Mental Health and Addiction Services

Federal funding for mental health and addiction services will support innovative, evidence-based approaches to service delivery. Priorities include:

  • expanding access to community-based mental health and addiction services for children and youth;
  • increasing access to structured psychotherapy and counselling support programs for people with anxiety and depression;
  • expanding addiction services for adults, with a focus on addressing the use of opioids, alcohol and cannabis;
  • increasing access to early psychosis intervention programs; and
  • increasing existing mental health and addiction services and creating new services for priority populations such as racialized, immigrant, refugee, French-speaking and LGBTQ2S populations.

Federal Provincial and Territorial Collaboration to Strengthen Health Care

Budget 2017 committed $11 billion over 10 years in new federal investments to improve access to mental health and addiction services, as well as to home and community care across Canada. Provinces and territories already received the first year of this funding through a legislated transfer following their endorsement of the Common Statement of Principles on Shared Health Priorities*. Funding for the remaining years will flow to provinces and territories through a series of bilateral agreements.

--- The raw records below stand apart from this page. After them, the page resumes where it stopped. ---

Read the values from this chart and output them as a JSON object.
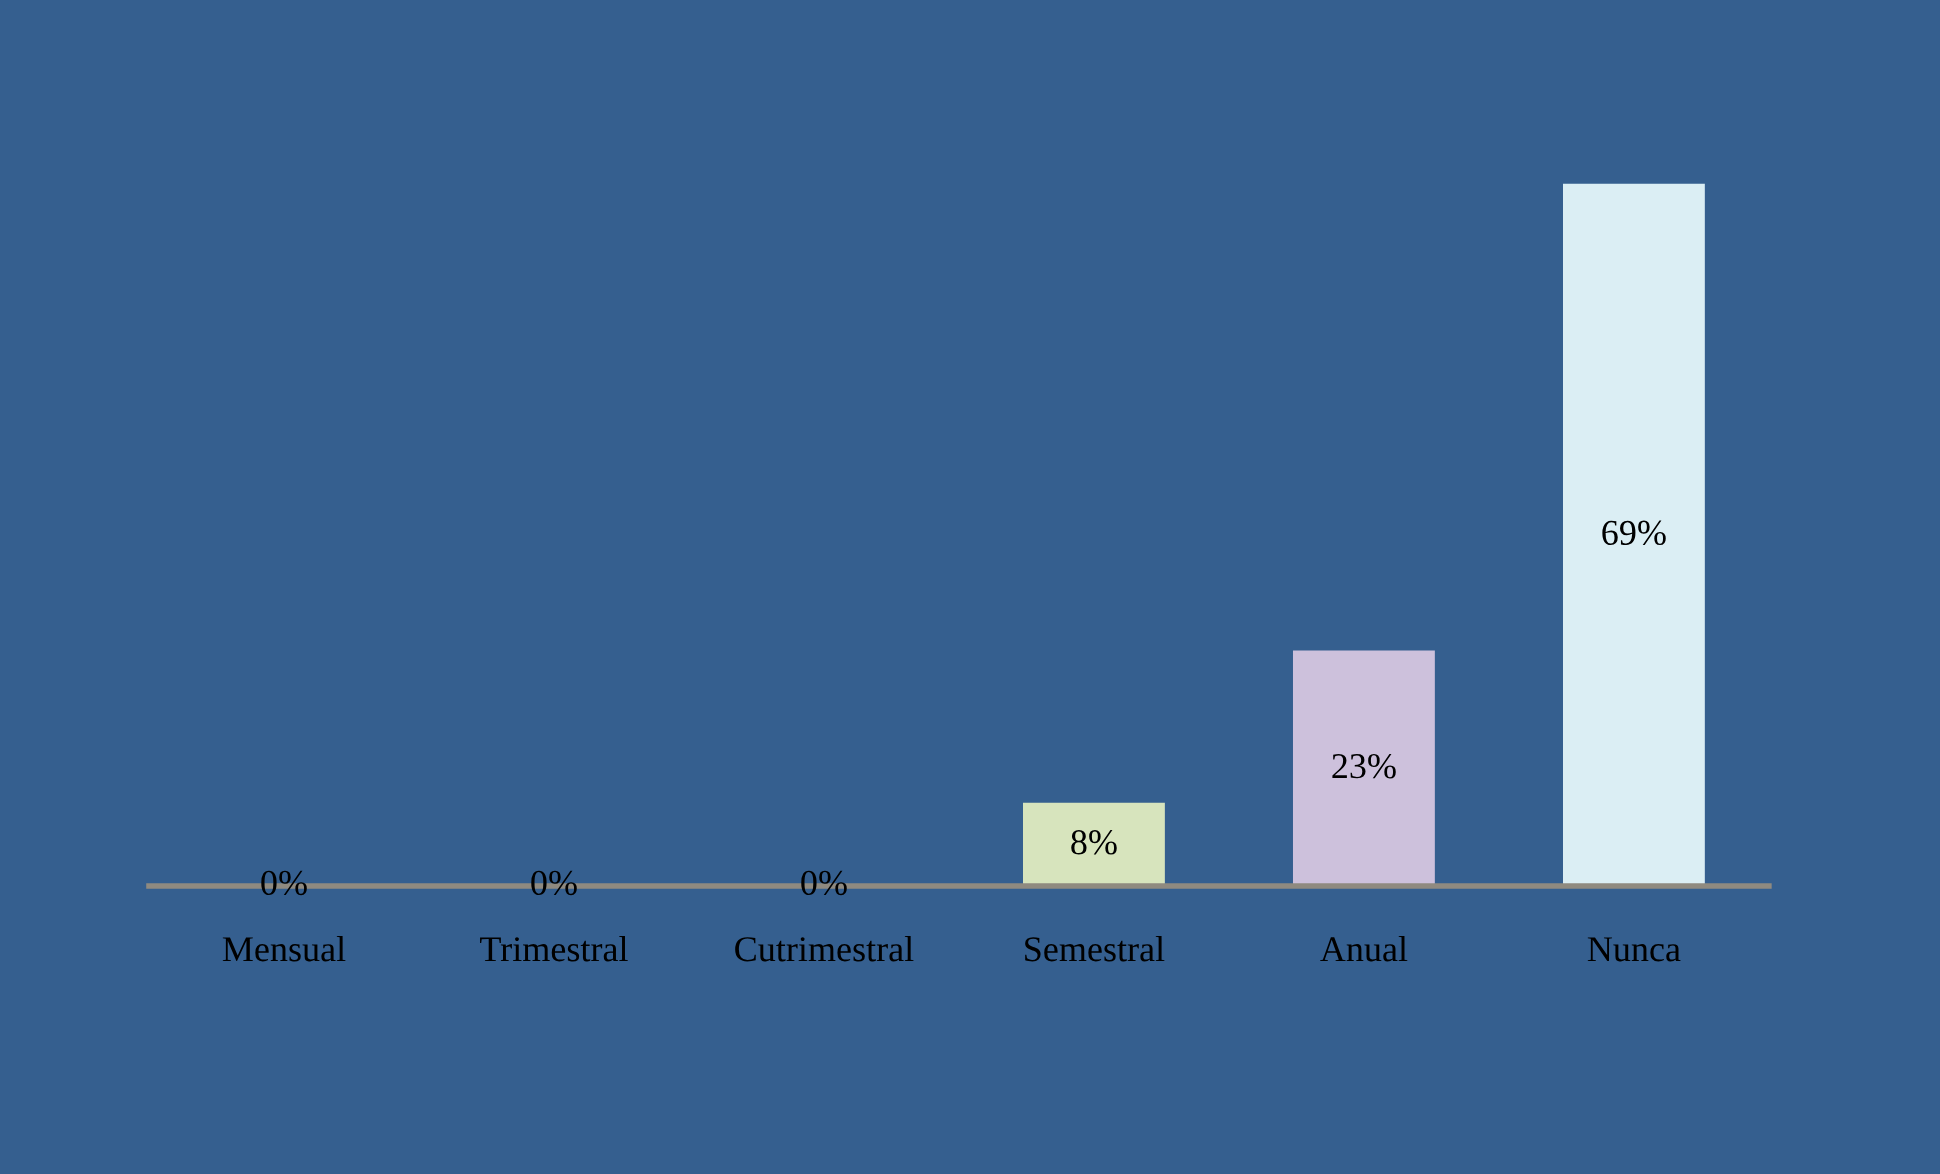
{
  "chart_data": {
    "type": "bar",
    "categories": [
      "Mensual",
      "Trimestral",
      "Cutrimestral",
      "Semestral",
      "Anual",
      "Nunca"
    ],
    "values": [
      0,
      0,
      0,
      8,
      23,
      69
    ],
    "colors": [
      "#968e66",
      "#8e9db3",
      "#b08c8c",
      "#d7e4bd",
      "#cdc1dc",
      "#dbeef4"
    ],
    "value_labels": [
      "0%",
      "0%",
      "0%",
      "8%",
      "23%",
      "69%"
    ]
  }
}
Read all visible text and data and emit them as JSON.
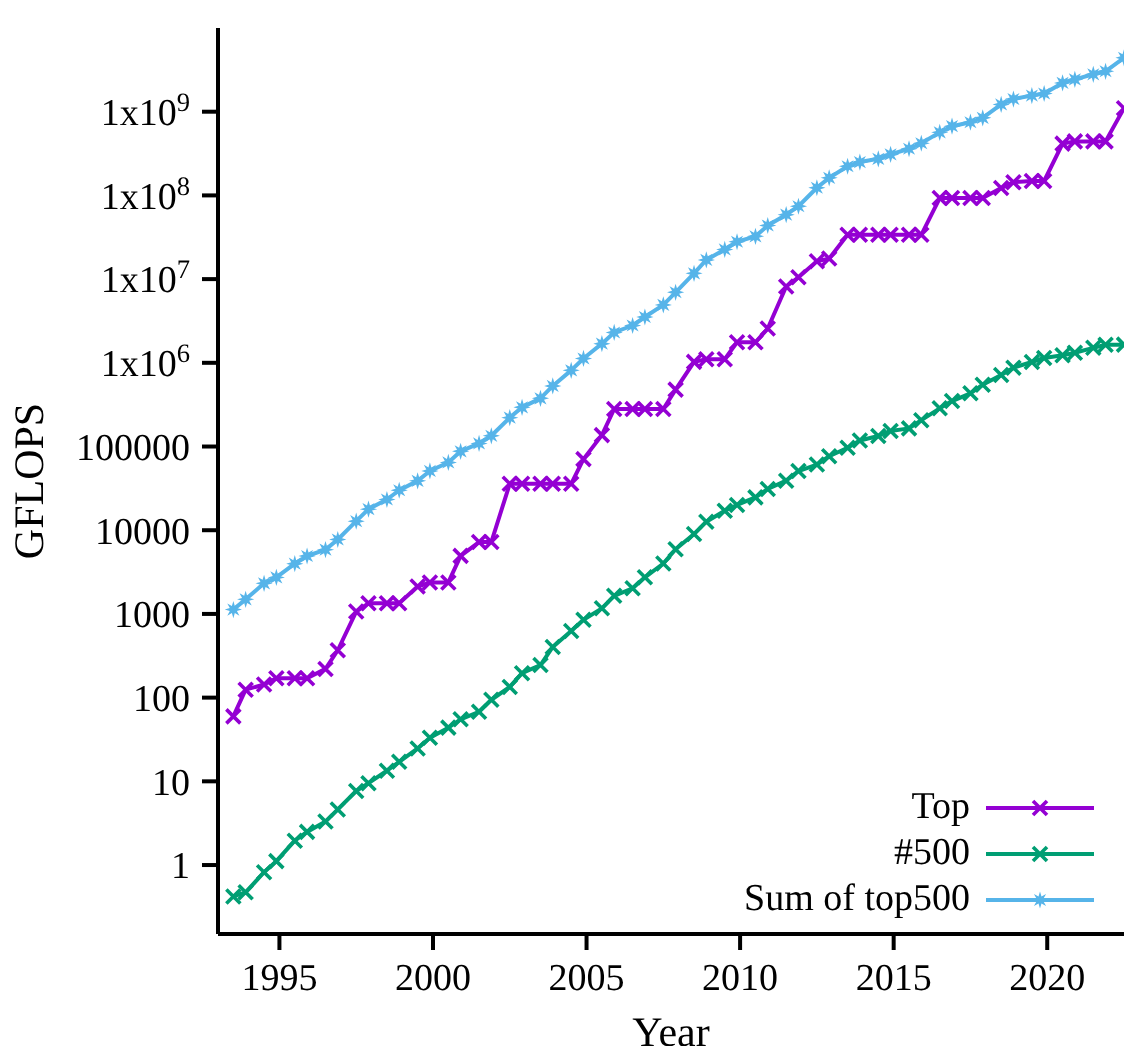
{
  "chart_data": {
    "type": "line",
    "xlabel": "Year",
    "ylabel": "GFLOPS",
    "log": "y",
    "grid": false,
    "legend": "bottom right",
    "xlim": [
      1993,
      2022.5
    ],
    "xticks": [
      1995,
      2000,
      2005,
      2010,
      2015,
      2020
    ],
    "ylim": [
      0.15,
      10000000000
    ],
    "yticks": [
      1,
      10,
      100,
      1000,
      10000,
      100000,
      {
        "value": 1000000,
        "label": "1x10$^{6}$"
      },
      {
        "value": 10000000,
        "label": "1x10$^{7}$"
      },
      {
        "value": 100000000,
        "label": "1x10$^{8}$"
      },
      {
        "value": 1000000000,
        "label": "1x10$^{9}$"
      }
    ],
    "x": [
      1993.5,
      1993.9,
      1994.5,
      1994.9,
      1995.5,
      1995.9,
      1996.5,
      1996.9,
      1997.5,
      1997.9,
      1998.5,
      1998.9,
      1999.5,
      1999.9,
      2000.5,
      2000.9,
      2001.5,
      2001.9,
      2002.5,
      2002.9,
      2003.5,
      2003.9,
      2004.5,
      2004.9,
      2005.5,
      2005.9,
      2006.5,
      2006.9,
      2007.5,
      2007.9,
      2008.5,
      2008.9,
      2009.5,
      2009.9,
      2010.5,
      2010.9,
      2011.5,
      2011.9,
      2012.5,
      2012.9,
      2013.5,
      2013.9,
      2014.5,
      2014.9,
      2015.5,
      2015.9,
      2016.5,
      2016.9,
      2017.5,
      2017.9,
      2018.5,
      2018.9,
      2019.5,
      2019.9,
      2020.5,
      2020.9,
      2021.5,
      2021.9,
      2022.5
    ],
    "series": [
      {
        "name": "Top",
        "color": "#9400d3",
        "marker": "cross",
        "values": [
          59.7,
          124.5,
          143.4,
          170.4,
          170.4,
          170.4,
          220.4,
          368.2,
          1068,
          1338,
          1338,
          1338,
          2121,
          2379,
          2379,
          4938,
          7226,
          7226,
          35860,
          35860,
          35860,
          35860,
          35860,
          70720,
          136800,
          280600,
          280600,
          280600,
          280600,
          478200,
          1026000,
          1105000,
          1105000,
          1759000,
          1759000,
          2566000,
          8162000,
          10510000,
          16320000,
          17590000,
          33860000,
          33860000,
          33860000,
          33860000,
          33860000,
          33860000,
          93010000,
          93010000,
          93010000,
          93010000,
          122300000,
          143500000,
          148600000,
          148600000,
          415500000,
          442000000,
          442000000,
          442000000,
          1102000000
        ]
      },
      {
        "name": "#500",
        "color": "#009e73",
        "marker": "cross",
        "values": [
          0.422,
          0.472,
          0.822,
          1.114,
          1.955,
          2.489,
          3.306,
          4.62,
          7.67,
          9.51,
          13.39,
          17.1,
          24.7,
          33.1,
          43.8,
          55.1,
          67.8,
          94.3,
          134.3,
          195.8,
          245.1,
          403.4,
          624,
          850.6,
          1166,
          1646,
          2026,
          2737,
          4005,
          5929,
          9000,
          12640,
          17090,
          20050,
          24670,
          31120,
          39090,
          50940,
          60820,
          76500,
          96620,
          117800,
          133700,
          153400,
          164700,
          206300,
          286100,
          349300,
          432200,
          548300,
          715600,
          874800,
          1022000,
          1142000,
          1228000,
          1317000,
          1511000,
          1646000,
          1649000
        ]
      },
      {
        "name": "Sum of top500",
        "color": "#56b4e9",
        "marker": "star",
        "values": [
          1128,
          1493,
          2318,
          2732,
          3982,
          4922,
          5862,
          7745,
          12820,
          17860,
          23270,
          30030,
          38890,
          51080,
          64520,
          87630,
          108800,
          134300,
          221400,
          293900,
          376300,
          529400,
          812800,
          1127000,
          1694000,
          2305000,
          2791000,
          3527000,
          4921000,
          6960000,
          11710000,
          16950000,
          22620000,
          27950000,
          32430000,
          43700000,
          58880000,
          74220000,
          123400000,
          162000000,
          223000000,
          250100000,
          273600000,
          308900000,
          361000000,
          419600000,
          566700000,
          671600000,
          749000000,
          845000000,
          1221000000,
          1417000000,
          1559000000,
          1650000000,
          2207000000,
          2432000000,
          2798000000,
          3040000000,
          4400000000
        ]
      }
    ]
  }
}
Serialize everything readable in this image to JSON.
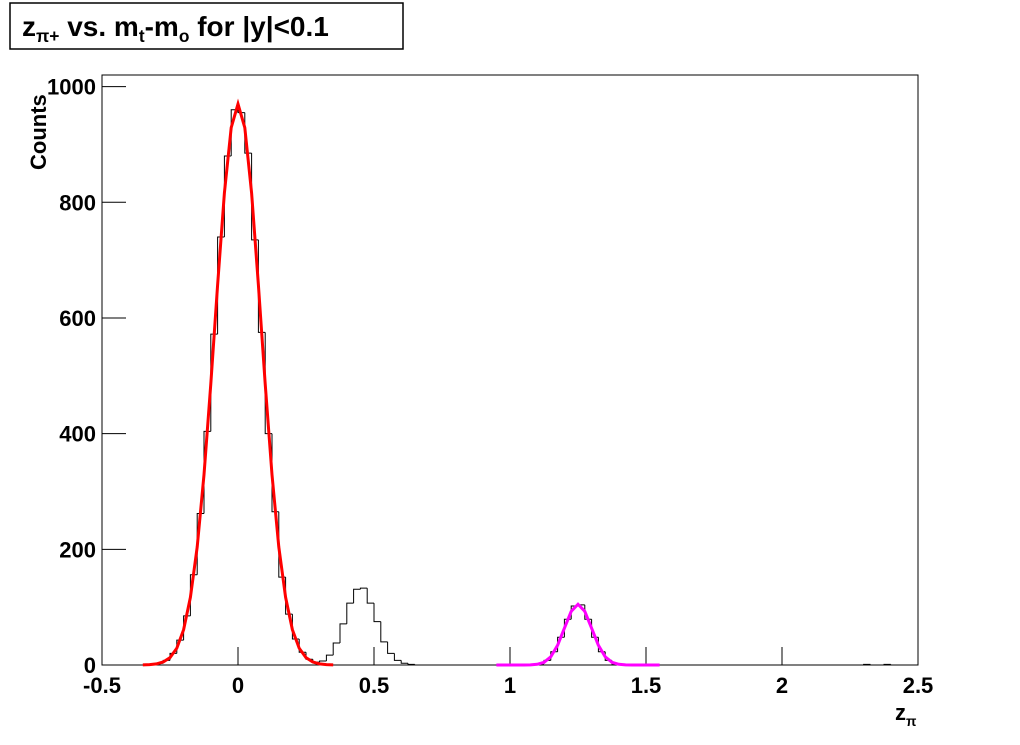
{
  "chart_data": {
    "type": "histogram",
    "title": [
      "z",
      "π+",
      " vs. m",
      "t",
      "-m",
      "o",
      " for |y|<0.1"
    ],
    "xlabel": [
      "z",
      "π"
    ],
    "ylabel": "Counts",
    "bins": [
      -0.5,
      -0.475,
      -0.45,
      -0.425,
      -0.4,
      -0.375,
      -0.35,
      -0.325,
      -0.3,
      -0.275,
      -0.25,
      -0.225,
      -0.2,
      -0.175,
      -0.15,
      -0.125,
      -0.1,
      -0.075,
      -0.05,
      -0.025,
      0,
      0.025,
      0.05,
      0.075,
      0.1,
      0.125,
      0.15,
      0.175,
      0.2,
      0.225,
      0.25,
      0.275,
      0.3,
      0.325,
      0.35,
      0.375,
      0.4,
      0.425,
      0.45,
      0.475,
      0.5,
      0.525,
      0.55,
      0.575,
      0.6,
      0.625,
      0.65,
      0.675,
      0.7,
      0.725,
      0.75,
      0.775,
      0.8,
      0.825,
      0.85,
      0.875,
      0.9,
      0.925,
      0.95,
      0.975,
      1,
      1.025,
      1.05,
      1.075,
      1.1,
      1.125,
      1.15,
      1.175,
      1.2,
      1.225,
      1.25,
      1.275,
      1.3,
      1.325,
      1.35,
      1.375,
      1.4,
      1.425,
      1.45,
      1.475,
      1.5,
      1.525,
      1.55,
      1.575,
      1.6,
      1.625,
      1.65,
      1.675,
      1.7,
      1.725,
      1.75,
      1.775,
      1.8,
      1.825,
      1.85,
      1.875,
      1.9,
      1.925,
      1.95,
      1.975,
      2,
      2.025,
      2.05,
      2.075,
      2.1,
      2.125,
      2.15,
      2.175,
      2.2,
      2.225,
      2.25,
      2.275,
      2.3,
      2.325,
      2.35,
      2.375,
      2.4,
      2.425,
      2.45,
      2.475,
      2.5
    ],
    "values": [
      0,
      0,
      0,
      0,
      0,
      0,
      0,
      1,
      3,
      8,
      20,
      43,
      85,
      156,
      262,
      404,
      572,
      740,
      880,
      960,
      955,
      885,
      735,
      575,
      400,
      265,
      152,
      88,
      45,
      22,
      10,
      5,
      7,
      17,
      38,
      71,
      107,
      131,
      133,
      107,
      75,
      40,
      20,
      8,
      3,
      1,
      0,
      0,
      0,
      0,
      0,
      0,
      0,
      0,
      0,
      0,
      0,
      0,
      0,
      0,
      0,
      0,
      0,
      0,
      2,
      8,
      23,
      48,
      79,
      102,
      104,
      79,
      48,
      23,
      8,
      2,
      0,
      0,
      0,
      0,
      0,
      0,
      0,
      0,
      0,
      0,
      0,
      0,
      0,
      0,
      0,
      0,
      0,
      0,
      0,
      0,
      0,
      0,
      0,
      0,
      0,
      0,
      0,
      0,
      0,
      0,
      0,
      0,
      0,
      0,
      0,
      0,
      1,
      0,
      0,
      1,
      0,
      0,
      0,
      0
    ],
    "color": "#000000",
    "fits": [
      {
        "color": "#ff0000",
        "x": [
          -0.35,
          -0.325,
          -0.3,
          -0.275,
          -0.25,
          -0.225,
          -0.2,
          -0.175,
          -0.15,
          -0.125,
          -0.1,
          -0.075,
          -0.05,
          -0.025,
          0,
          0.025,
          0.05,
          0.075,
          0.1,
          0.125,
          0.15,
          0.175,
          0.2,
          0.225,
          0.25,
          0.275,
          0.3,
          0.325,
          0.35
        ],
        "values": [
          0.2,
          0.6,
          1.9,
          5.2,
          12.7,
          29,
          61,
          117,
          204,
          329,
          486,
          657,
          816,
          929,
          970,
          929,
          816,
          657,
          486,
          329,
          204,
          117,
          61,
          29,
          12.7,
          5.2,
          1.9,
          0.6,
          0.2
        ]
      },
      {
        "color": "#ff00ff",
        "x": [
          0.95,
          0.975,
          1,
          1.025,
          1.05,
          1.075,
          1.1,
          1.125,
          1.15,
          1.175,
          1.2,
          1.225,
          1.25,
          1.275,
          1.3,
          1.325,
          1.35,
          1.375,
          1.4,
          1.425,
          1.45,
          1.475,
          1.5,
          1.525,
          1.55
        ],
        "values": [
          0,
          0,
          0,
          0,
          0.03,
          0.23,
          1.2,
          4.6,
          14.2,
          34.1,
          63.7,
          92.7,
          105,
          92.7,
          63.7,
          34.1,
          14.2,
          4.6,
          1.2,
          0.23,
          0.03,
          0,
          0,
          0,
          0
        ]
      }
    ],
    "xlim": [
      -0.5,
      2.5
    ],
    "xticks": [
      -0.5,
      0,
      0.5,
      1,
      1.5,
      2,
      2.5
    ],
    "ylim": [
      0,
      1020
    ],
    "yticks": [
      0,
      200,
      400,
      600,
      800,
      1000
    ]
  }
}
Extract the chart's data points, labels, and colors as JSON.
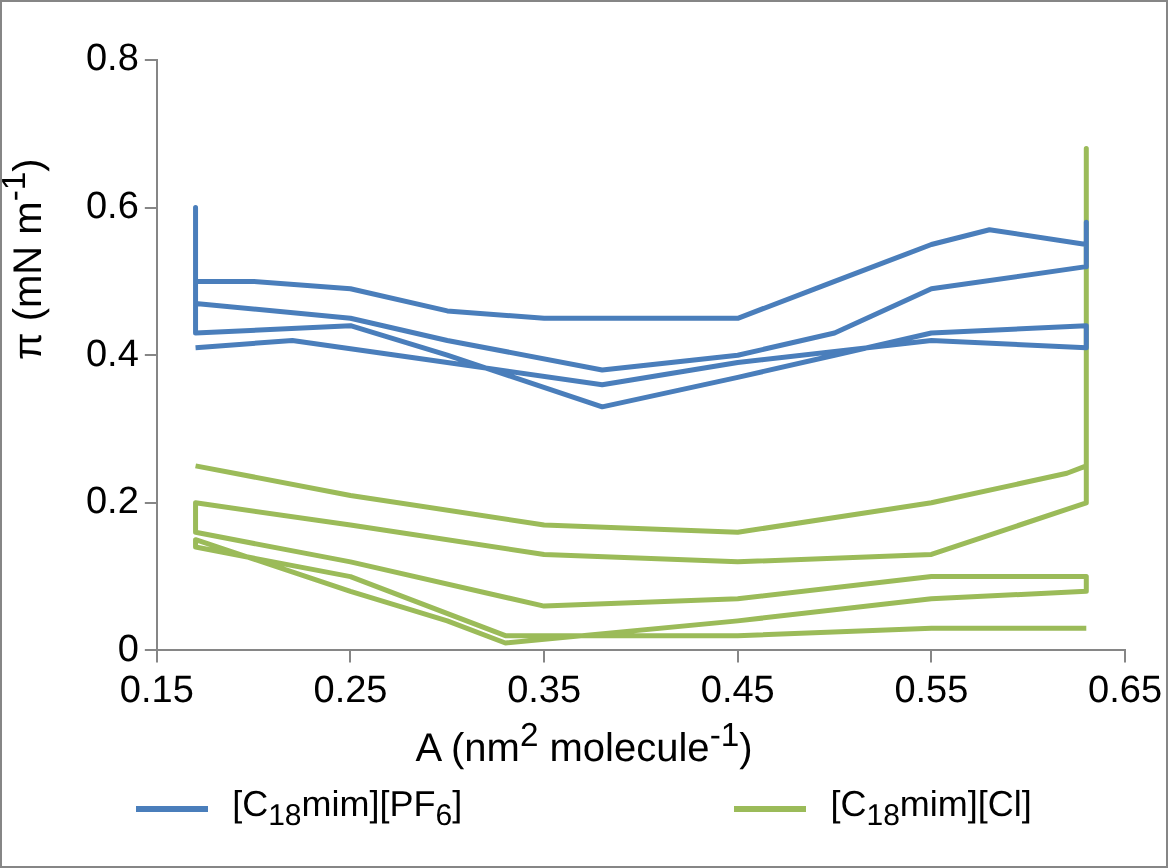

The Common Statement of Principles sets out the objectives and pan-Canadian priorities for federal investments in home care and mental health. It commits governments to addressing specific health system gaps and to focusing efforts in areas that will have the greatest impact. Bilateral agreements will set out the details of how federal funding will be used in alignment with the Common Statement of Principles. As of August 2017, provinces and territories accepted their share of the $11 billion in federal health funding.

Provinces and territories have also committed to working collectively and with the Canadian Institute for Health Information to develop a focused set of common indicators to measure progress and report to Canadians. In June 2018, federal, provincial and territorial health ministers (except Quebec) reached an important milestone in this process by approving a set of indicators for measuring access to mental health and addictions services and to home and community care. CIHI will begin its annual reporting to FPT governments and the public in 2019.

Federal, provincial and territorial governments have also committed to engaging with regional and national Indigenous leaders on their priorities for improving the health outcomes of Indigenous peoples.

*The federal government has agreed to an asymmetrical arrangement with Quebec, distinct from the Common Statement of Principles.